Federated learning (FL) was recently proposed to securely train models with data held over multiple locations ("clients") under the coordination of a central server. Two major challenges hindering the performance of FL algorithms are long training times caused by straggling clients, and a decline in model accuracy under non-iid local data distributions ("client drift"). In this work, we propose and analyze Asynchronous Exact Averaging (AREA), a new stochastic (sub)gradient algorithm that utilizes asynchronous communication to speed up convergence and enhance scalability, and employs client memory to correct the client drift caused by variations in client update frequencies. Moreover, AREA is, to the best of our knowledge, the first method that is guaranteed to converge under arbitrarily long delays, without the use of delay-adaptive stepsizes, and (i) for strongly convex, smooth functions, asymptotically converges to an error neighborhood whose size depends only on the variance of the stochastic gradients used with respect to the number of iterations, and (ii) for convex, non-smooth functions, matches the convergence rate of the centralized stochastic subgradient method up to a constant factor, which depends on the average of the individual client update frequencies instead of their minimum (or maximum). Our numerical results validate our theoretical analysis and indicate AREA outperforms state-of-the-art methods when local data are highly non-iid, especially as the number of clients grows.
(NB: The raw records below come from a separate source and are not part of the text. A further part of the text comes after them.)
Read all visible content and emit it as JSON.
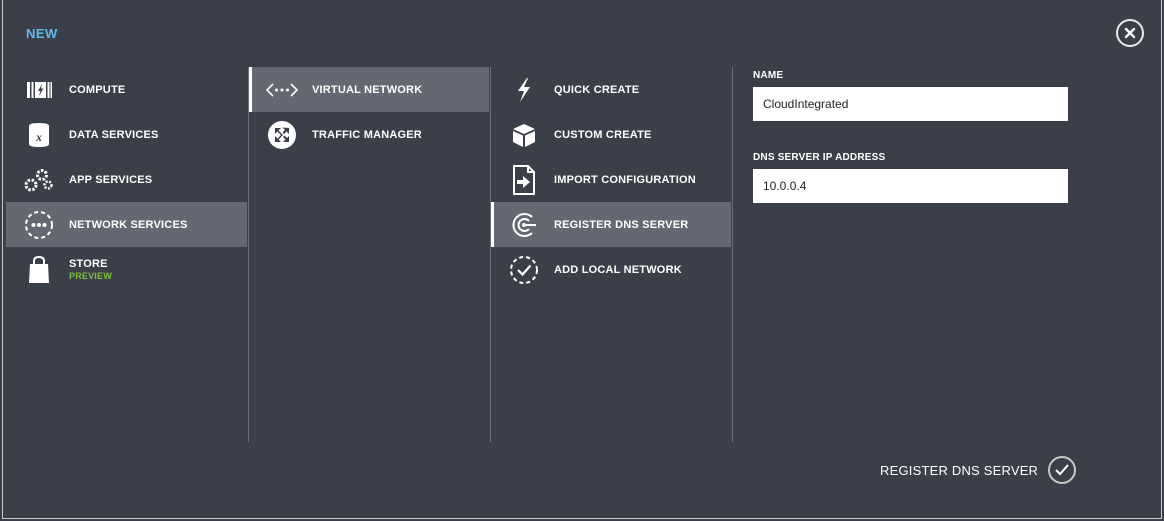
{
  "dialog": {
    "title": "NEW"
  },
  "categories": [
    {
      "label": "COMPUTE",
      "icon": "compute-icon"
    },
    {
      "label": "DATA SERVICES",
      "icon": "data-services-icon"
    },
    {
      "label": "APP SERVICES",
      "icon": "gears-icon"
    },
    {
      "label": "NETWORK SERVICES",
      "icon": "network-services-icon",
      "selected": true
    },
    {
      "label": "STORE",
      "sublabel": "PREVIEW",
      "icon": "shopping-bag-icon"
    }
  ],
  "services": [
    {
      "label": "VIRTUAL NETWORK",
      "icon": "virtual-network-icon",
      "selected": true
    },
    {
      "label": "TRAFFIC MANAGER",
      "icon": "traffic-manager-icon"
    }
  ],
  "actions": [
    {
      "label": "QUICK CREATE",
      "icon": "lightning-icon"
    },
    {
      "label": "CUSTOM CREATE",
      "icon": "box-icon"
    },
    {
      "label": "IMPORT CONFIGURATION",
      "icon": "import-icon"
    },
    {
      "label": "REGISTER DNS SERVER",
      "icon": "dns-server-icon",
      "selected": true
    },
    {
      "label": "ADD LOCAL NETWORK",
      "icon": "local-network-icon"
    }
  ],
  "form": {
    "name_label": "NAME",
    "name_value": "CloudIntegrated",
    "dns_label": "DNS SERVER IP ADDRESS",
    "dns_value": "10.0.0.4"
  },
  "submit": {
    "label": "REGISTER DNS SERVER"
  },
  "colors": {
    "background": "#3b3f49",
    "selected": "#646873",
    "title": "#5dbbe8",
    "preview": "#7cc043"
  }
}
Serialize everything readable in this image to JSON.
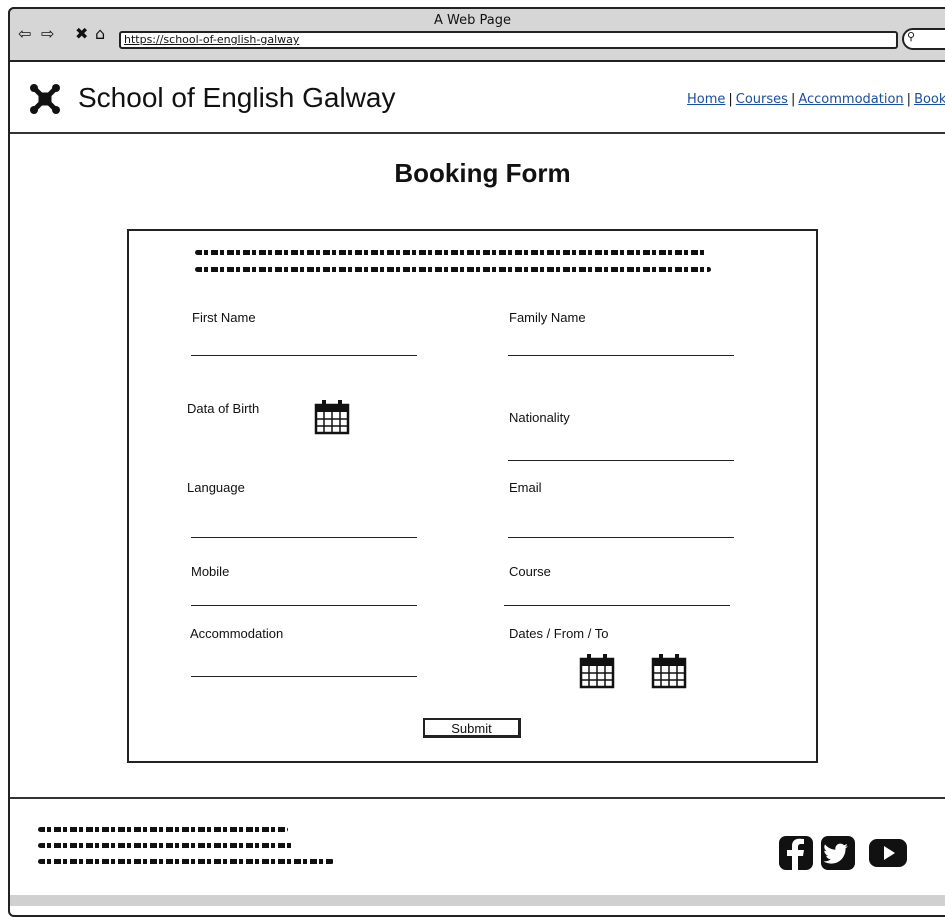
{
  "browser": {
    "window_title": "A Web Page",
    "url": "https://school-of-english-galway"
  },
  "header": {
    "site_title": "School of English Galway",
    "nav": [
      "Home",
      "Courses",
      "Accommodation",
      "Book"
    ]
  },
  "page": {
    "title": "Booking Form"
  },
  "form": {
    "fields": {
      "first_name": "First Name",
      "family_name": "Family Name",
      "dob": "Data of Birth",
      "nationality": "Nationality",
      "language": "Language",
      "email": "Email",
      "mobile": "Mobile",
      "course": "Course",
      "accommodation": "Accommodation",
      "dates": "Dates / From / To"
    },
    "submit_label": "Submit"
  },
  "footer": {
    "social": [
      "facebook-icon",
      "twitter-icon",
      "youtube-icon"
    ]
  }
}
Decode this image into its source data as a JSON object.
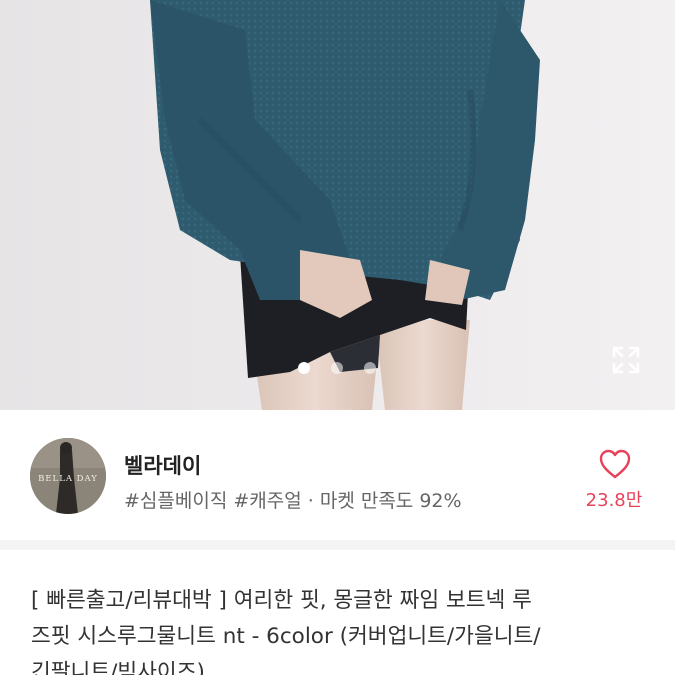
{
  "product_image": {
    "description_icon": "product-photo",
    "slide_count": 3,
    "active_slide": 1,
    "expand_icon": "expand-icon"
  },
  "seller": {
    "avatar_text": "BELLA DAY",
    "name": "벨라데이",
    "tags": "#심플베이직 #캐주얼 · 마켓 만족도 92%",
    "likes": "23.8만",
    "like_icon": "heart-outline-icon"
  },
  "product": {
    "title_line1": "[ 빠른출고/리뷰대박 ] 여리한 핏, 몽글한 짜임 보트넥 루",
    "title_line2": "즈핏 시스루그물니트 nt - 6color (커버업니트/가을니트/",
    "title_line3": "긴팔니트/빅사이즈)"
  },
  "colors": {
    "accent": "#e8425b",
    "sweater": "#2f5a6e"
  }
}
翻译：联邦学习（FL）最近被提出，旨在中央服务器的协调下，利用分布在多个地点（“客户端”）的数据安全地训练模型。阻碍联邦学习算法性能的两大挑战是：由滞后客户端导致的训练时间过长，以及在非独立同分布（non-iid）本地数据分布下模型准确性的下降（“客户端漂移”）。本文提出并分析了一种新的随机（次）梯度算法——异步精确平均（AREA），该算法利用异步通信来加速收敛并增强可扩展性，同时采用客户端记忆机制来校正因客户端更新频率差异引起的客户端漂移。此外，据我们所知，AREA是第一种在任意长延迟下保证收敛且无需使用延迟自适应步长的方法，并且（i）对于强凸、光滑函数，渐近收敛于一个误差邻域，其大小仅取决于所用随机梯度方差相对于迭代次数的关系；（ii）对于凸、非光滑函数，其收敛速率与集中式随机次梯度方法相匹配，仅相差一个常数因子，该因子取决于各客户端更新频率的平均值而非其最小值（或最大值）。我们的数值结果验证了理论分析，并表明当本地数据高度非独立同分布时，尤其是在客户端数量增加的情况下，AREA优于现有最先进方法。